Look, we've all heard this little tidbit about gender - actually noun class - in, say, most PIE ProtoIndoEuropean)-languages. People will always bring up the "bridge" fiasco. They'll say "in THIS langauge, bridge is a MALE noun so the people use MASCULINE adjectives to describe it, and in THAT langauge, bridge is a FEMALE so the people use FEMININE adjectives to describe it". Yes, yes, the study is actually accurate as far as I know. But it's pointless. You wanna know why?
Noun class comes first - the gender association came second.
Let's imagine for a moment a langauge - not any particular language. Use whatever you have on hand in your lovely brain.
This language has four noun classes - A, B, K, Q and X.
Let's say that Noun Class K is for big, round objects - the earth, the sun, the moon, the disco ball...
Noun Class X is for six-legged insects, tortoises, pencils and sunglasses.
Noun class B is for post-it notes, wallets, boats, male humans and Sunny-D bottles.
Noun class A is for lightbulbs, salads, female humans, ceiling fans and pianos.

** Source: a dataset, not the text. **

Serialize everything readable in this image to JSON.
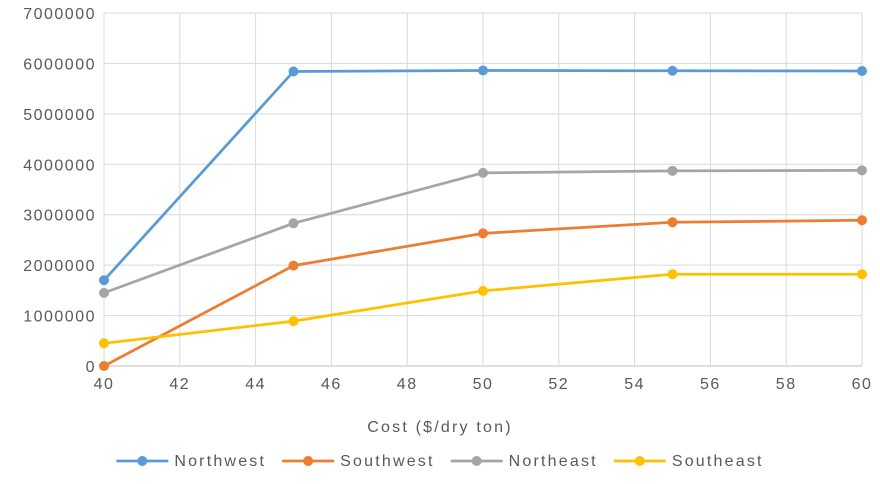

Noun class Q is for everything else.
So, then, let's imagine that one day, a person sits there, thinking "wow, I belong to Noun Class B, which is pretty cool. I think that all the other things in Noun Class B are as cool as I am. Whoever thought up Noun Class B must have had that coolness in mind!"
Thus begins backwards association. Just because a certain male human belongs to Noun Class B does NOT mean that they inherently share the same feature (though they often do, as in the case of noun class K.) However, since we ARE human and since we DO love out patterns, we tend to begin to assign meaning where it does not belong.
Perhaps somewhere along the way, we begin to describe noun class as "gender" because we saw that OUR gender made us view the noun class differently, by association with it.
But just became conjugation happens to place a bridge and a man in the same wordspace does not mean they are inherently gendered. The association itself is learned.